Ravie// Festival de Ramonville - Sorties de rue




« LE LOUP NE VIENDRA PAS TE CHERCHER CHEZ MOI »


publié le 17/09/2020
(Festival de Ramonville - Sorties de rue)





« Ah ! Gringoire,du’elle était jolie la petite chèvre de M. Seguin ! 
Qu’elle était jolie avec ses yeux doux, sa barbiche de sous-officier, ses sabots noirs et luisants, 
ses cornes zébrées et ses longs poils blancs qui lui faisaient une houppelande ! 
(…) et puis, docile, caressante, se laissant traire sans bouger, 
sans mettre son pied dans l’écuelle.
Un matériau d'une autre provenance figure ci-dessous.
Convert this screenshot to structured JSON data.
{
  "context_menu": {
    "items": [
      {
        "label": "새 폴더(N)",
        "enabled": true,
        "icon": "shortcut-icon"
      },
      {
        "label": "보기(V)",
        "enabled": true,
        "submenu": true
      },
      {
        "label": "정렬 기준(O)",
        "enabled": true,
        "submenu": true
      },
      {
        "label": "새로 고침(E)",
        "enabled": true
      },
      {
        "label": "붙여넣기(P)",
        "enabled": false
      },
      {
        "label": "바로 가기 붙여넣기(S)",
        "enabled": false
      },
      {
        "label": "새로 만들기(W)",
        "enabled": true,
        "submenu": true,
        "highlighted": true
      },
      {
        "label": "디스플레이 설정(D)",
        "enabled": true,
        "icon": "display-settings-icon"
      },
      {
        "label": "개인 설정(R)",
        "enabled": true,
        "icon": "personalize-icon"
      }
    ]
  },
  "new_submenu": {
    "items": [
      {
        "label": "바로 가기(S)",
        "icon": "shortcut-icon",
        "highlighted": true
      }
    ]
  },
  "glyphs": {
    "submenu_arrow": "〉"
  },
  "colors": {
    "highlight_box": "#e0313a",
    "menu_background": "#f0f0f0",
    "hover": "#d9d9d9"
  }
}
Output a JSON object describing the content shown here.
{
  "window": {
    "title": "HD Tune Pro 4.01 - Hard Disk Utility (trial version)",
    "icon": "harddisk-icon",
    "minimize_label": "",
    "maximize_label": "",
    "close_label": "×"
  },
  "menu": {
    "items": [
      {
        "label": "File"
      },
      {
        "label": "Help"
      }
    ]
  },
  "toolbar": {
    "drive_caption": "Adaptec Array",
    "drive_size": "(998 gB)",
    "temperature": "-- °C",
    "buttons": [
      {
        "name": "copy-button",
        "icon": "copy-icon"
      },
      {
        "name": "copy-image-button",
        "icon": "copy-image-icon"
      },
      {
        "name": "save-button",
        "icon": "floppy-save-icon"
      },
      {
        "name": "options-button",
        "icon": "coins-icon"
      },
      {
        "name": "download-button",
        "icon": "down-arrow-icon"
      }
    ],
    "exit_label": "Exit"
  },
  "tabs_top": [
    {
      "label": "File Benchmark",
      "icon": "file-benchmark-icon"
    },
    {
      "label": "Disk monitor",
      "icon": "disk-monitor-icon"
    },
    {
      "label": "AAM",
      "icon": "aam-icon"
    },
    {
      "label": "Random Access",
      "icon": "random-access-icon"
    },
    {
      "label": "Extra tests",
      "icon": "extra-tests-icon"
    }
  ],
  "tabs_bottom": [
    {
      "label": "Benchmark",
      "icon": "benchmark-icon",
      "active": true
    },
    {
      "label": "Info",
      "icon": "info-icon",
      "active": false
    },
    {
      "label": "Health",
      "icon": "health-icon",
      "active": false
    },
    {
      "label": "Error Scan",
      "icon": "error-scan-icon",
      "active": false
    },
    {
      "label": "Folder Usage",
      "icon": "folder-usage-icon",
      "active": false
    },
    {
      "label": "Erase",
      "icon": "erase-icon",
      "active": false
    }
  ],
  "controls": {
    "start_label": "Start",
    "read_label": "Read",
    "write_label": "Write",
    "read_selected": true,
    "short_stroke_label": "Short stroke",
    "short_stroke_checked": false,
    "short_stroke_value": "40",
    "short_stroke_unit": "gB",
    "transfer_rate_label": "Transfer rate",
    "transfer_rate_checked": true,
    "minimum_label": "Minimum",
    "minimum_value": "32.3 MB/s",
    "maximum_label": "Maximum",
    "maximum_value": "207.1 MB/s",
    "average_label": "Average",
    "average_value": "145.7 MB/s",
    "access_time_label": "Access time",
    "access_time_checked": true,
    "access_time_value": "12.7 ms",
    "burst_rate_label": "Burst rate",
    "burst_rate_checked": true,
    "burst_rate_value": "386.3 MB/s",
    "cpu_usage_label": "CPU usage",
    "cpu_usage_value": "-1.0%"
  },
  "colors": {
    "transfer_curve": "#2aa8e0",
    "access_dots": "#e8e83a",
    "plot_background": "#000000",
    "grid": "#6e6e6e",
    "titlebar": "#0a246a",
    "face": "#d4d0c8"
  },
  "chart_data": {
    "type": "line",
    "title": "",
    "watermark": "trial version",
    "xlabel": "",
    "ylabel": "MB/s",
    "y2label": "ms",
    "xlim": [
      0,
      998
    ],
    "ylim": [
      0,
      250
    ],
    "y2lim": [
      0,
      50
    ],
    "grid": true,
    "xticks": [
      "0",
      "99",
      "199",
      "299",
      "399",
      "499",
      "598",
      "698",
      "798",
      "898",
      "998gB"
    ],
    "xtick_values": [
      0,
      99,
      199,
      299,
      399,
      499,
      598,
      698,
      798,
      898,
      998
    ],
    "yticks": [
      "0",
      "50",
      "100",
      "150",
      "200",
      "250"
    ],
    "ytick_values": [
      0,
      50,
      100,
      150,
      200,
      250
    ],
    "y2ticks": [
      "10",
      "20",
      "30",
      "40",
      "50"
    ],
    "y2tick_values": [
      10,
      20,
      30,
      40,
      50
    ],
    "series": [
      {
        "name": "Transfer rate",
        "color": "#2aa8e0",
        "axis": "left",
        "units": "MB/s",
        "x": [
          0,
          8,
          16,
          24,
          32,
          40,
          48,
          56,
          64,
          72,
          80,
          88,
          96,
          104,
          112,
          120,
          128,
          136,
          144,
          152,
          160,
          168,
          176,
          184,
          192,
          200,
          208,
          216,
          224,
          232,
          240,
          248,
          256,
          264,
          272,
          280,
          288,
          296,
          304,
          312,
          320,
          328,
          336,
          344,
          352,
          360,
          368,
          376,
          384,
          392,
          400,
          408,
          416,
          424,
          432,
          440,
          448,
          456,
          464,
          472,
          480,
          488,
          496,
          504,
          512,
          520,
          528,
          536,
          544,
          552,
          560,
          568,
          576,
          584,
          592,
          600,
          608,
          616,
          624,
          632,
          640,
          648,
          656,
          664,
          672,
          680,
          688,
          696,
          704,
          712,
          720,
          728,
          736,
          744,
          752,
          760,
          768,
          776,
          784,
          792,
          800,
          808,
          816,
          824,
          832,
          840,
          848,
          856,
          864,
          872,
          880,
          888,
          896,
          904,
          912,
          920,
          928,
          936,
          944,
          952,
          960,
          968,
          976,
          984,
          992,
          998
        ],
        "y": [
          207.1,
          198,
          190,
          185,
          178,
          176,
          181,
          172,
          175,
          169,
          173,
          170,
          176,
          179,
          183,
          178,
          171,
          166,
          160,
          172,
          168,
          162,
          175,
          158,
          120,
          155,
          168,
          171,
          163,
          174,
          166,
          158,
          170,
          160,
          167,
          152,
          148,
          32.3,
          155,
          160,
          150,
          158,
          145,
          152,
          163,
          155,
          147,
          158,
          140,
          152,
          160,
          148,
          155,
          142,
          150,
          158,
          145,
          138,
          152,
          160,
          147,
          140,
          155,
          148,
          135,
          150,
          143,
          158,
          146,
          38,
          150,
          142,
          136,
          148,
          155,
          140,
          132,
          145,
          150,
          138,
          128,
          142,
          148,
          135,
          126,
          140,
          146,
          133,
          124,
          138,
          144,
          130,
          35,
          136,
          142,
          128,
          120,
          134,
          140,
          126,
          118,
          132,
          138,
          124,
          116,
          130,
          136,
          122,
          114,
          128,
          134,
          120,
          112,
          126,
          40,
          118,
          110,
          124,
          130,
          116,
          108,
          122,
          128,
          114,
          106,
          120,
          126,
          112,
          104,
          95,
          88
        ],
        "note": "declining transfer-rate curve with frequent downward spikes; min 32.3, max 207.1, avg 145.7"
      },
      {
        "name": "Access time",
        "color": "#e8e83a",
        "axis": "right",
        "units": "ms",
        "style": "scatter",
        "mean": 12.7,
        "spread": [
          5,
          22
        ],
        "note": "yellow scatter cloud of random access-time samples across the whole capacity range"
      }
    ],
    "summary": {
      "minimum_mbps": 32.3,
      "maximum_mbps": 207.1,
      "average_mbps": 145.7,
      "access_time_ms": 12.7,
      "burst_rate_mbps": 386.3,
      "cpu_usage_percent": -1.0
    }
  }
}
Un amour de petite chèvre… » 
Alphonse Daudet, La Chèvre de monsieur Seguin


Niché dans un écrin de verdure, à Port Sud non loin du canal du Midi et de ses péniches, le lieu-dit Les Boulbènes était l’endroit parfait pour accueillir Ravie, une revisite de La Chèvre de monsieur Seguin d’Alphonse Daudet, cruelle nouvelle qui marqua sans doute bon nombre des petits et grands enfants présents. Cette récente création de la compagnie KMK proposée lors des Sorties de rue de Ramonville s’appuie sur une adaptation de Sandrine Roche, « transformant toutes ces chèvres enfermées dans la cabanette du maître en héroïnes révolutionnaires éprises de liberté. » Intéressante relecture, à laquelle s’adjoint la promesse d’une expérience radiophonique par cette compagnie habituée aux propositions hybrides. C’est donc plein de curiosité et de nostalgie que le spectateur prend place sur l’un des tabourets disséminés sur le plateau, tandis que le son en trois dimensions l’immerge au cœur même de la maison de Seguin, dessinant autour de lui et de Blanquette sa cuisine et son enclos.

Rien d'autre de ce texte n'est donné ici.